No matter how i avoid admitting it, the romantic side in me cling quite stubbornly to this myth..( eventhough im allergic to unnecessary mushy words..). I like believing ..that all those things is actually true, that it could and would come true. Hopelessly silly eh..can't help it, im a Pisces..( haha..a lame reason ). Speaking of this, i did a test about 'The Most Compatible Zodiac Match' once in the web..heheh, and the result was unsurprisingly, had been at the back of my mind all these time. Hah..i dont think i wanna spill the answer, though we know tests/quizzes like that are not evidently-based or really reasonable and sensible to most ppl..but still, u know us, women..we just like stuffs like that. ;p

02 May 2005

a new me..=D

1 May 2005..i wrote this particular date in here so that ill remember..( no..not because of hari buruh..=/)..
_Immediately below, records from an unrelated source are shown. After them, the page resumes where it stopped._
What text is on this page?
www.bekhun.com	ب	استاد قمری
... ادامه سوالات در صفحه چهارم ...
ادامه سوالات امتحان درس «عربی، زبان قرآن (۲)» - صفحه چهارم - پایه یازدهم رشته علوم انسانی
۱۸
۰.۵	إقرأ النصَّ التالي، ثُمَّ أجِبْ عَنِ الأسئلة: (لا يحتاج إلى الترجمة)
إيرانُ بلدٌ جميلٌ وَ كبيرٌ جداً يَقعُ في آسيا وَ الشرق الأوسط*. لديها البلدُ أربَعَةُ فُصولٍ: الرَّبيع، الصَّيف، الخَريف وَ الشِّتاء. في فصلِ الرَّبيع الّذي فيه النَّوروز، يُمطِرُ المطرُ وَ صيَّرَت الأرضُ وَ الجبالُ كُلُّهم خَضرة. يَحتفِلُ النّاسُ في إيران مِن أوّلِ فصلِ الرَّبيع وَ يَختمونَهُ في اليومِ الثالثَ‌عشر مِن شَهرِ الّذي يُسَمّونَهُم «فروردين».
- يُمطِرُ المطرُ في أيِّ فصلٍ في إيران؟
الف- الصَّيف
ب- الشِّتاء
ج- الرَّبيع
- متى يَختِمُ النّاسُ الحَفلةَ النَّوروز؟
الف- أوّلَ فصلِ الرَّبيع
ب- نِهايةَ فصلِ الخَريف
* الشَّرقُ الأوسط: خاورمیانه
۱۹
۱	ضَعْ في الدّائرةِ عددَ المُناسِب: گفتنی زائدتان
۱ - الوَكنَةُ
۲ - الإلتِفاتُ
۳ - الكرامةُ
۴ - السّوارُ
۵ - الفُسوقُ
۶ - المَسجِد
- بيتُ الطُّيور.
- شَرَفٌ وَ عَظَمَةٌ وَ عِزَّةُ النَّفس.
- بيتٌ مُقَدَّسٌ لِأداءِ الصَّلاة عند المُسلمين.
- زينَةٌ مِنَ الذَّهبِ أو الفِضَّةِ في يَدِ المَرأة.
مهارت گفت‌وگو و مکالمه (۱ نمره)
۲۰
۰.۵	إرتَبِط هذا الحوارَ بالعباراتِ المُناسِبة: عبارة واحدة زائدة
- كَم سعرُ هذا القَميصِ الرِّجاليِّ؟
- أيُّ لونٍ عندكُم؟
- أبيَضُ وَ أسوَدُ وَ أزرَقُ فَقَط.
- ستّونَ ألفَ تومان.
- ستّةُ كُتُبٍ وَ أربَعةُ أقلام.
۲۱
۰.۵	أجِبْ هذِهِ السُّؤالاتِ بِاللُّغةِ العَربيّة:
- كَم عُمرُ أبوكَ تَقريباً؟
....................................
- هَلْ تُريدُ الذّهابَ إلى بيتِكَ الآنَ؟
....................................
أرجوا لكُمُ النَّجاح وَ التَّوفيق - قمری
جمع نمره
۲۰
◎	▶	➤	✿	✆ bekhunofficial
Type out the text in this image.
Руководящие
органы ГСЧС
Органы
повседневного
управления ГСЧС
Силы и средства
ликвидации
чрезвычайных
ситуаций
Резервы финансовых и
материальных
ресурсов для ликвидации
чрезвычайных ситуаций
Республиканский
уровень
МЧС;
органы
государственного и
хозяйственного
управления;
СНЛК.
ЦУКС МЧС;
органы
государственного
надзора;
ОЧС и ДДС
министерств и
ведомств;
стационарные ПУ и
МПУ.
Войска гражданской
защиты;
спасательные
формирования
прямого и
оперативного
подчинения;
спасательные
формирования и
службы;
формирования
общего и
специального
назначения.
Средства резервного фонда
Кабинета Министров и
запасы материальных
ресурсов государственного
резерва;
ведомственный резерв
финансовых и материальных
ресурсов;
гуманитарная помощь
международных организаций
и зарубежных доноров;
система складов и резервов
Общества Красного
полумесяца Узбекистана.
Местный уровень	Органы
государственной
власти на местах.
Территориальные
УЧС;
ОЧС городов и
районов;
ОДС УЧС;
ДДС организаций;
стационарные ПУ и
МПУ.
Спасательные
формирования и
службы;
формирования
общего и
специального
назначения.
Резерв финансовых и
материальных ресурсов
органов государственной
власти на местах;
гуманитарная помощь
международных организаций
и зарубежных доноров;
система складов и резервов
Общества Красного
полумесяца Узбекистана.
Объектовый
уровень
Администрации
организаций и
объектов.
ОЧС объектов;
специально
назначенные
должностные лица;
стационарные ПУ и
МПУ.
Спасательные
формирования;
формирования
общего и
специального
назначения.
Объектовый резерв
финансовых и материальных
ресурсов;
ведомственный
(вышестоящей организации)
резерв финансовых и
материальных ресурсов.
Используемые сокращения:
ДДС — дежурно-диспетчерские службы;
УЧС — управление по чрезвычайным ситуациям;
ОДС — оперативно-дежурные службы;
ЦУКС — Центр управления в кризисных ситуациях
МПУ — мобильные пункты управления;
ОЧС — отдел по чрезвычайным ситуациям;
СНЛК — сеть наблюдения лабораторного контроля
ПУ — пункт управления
After the past 2-3 weeks, the matter that has been bugging me, occupying my mind, interrupting my sleep..( er,,ok, im exaggerating..even blaring noise next to my ear barely shook me awake from my sleep ..)forcing me to think about a few things in life. Hope this is a new turning point for me.

Something awakened me from my 'long vacation'. Bit by bit, little by little, step by step..the old me, who is always confused, indecisive, afraid to take risks..and the girl who prefer other ppl make the choice for her will eventually be erased. From today onwards...ill begin a new me..insyaAllah...

Eventhough i know it's gonna be tough, as im living with it for 22 yrs..i have to start taking action today or i never will. Learn what it really means by 'being responsible' of my ownself, not depending on others' opinion in practically everything i do in life, independently thinking and living. I dont wish to see my next 22 yrs resulted with no changes, no improvements, no nothing from me.

Im giving myself more time,to learn, to think and listen to my own mind and heart, so that ill know more about myself and life. And insyaAllah, when the time finally comes, il be able to stand on my own feet, and take whatever decision ive made bravely, believing it with all my heart.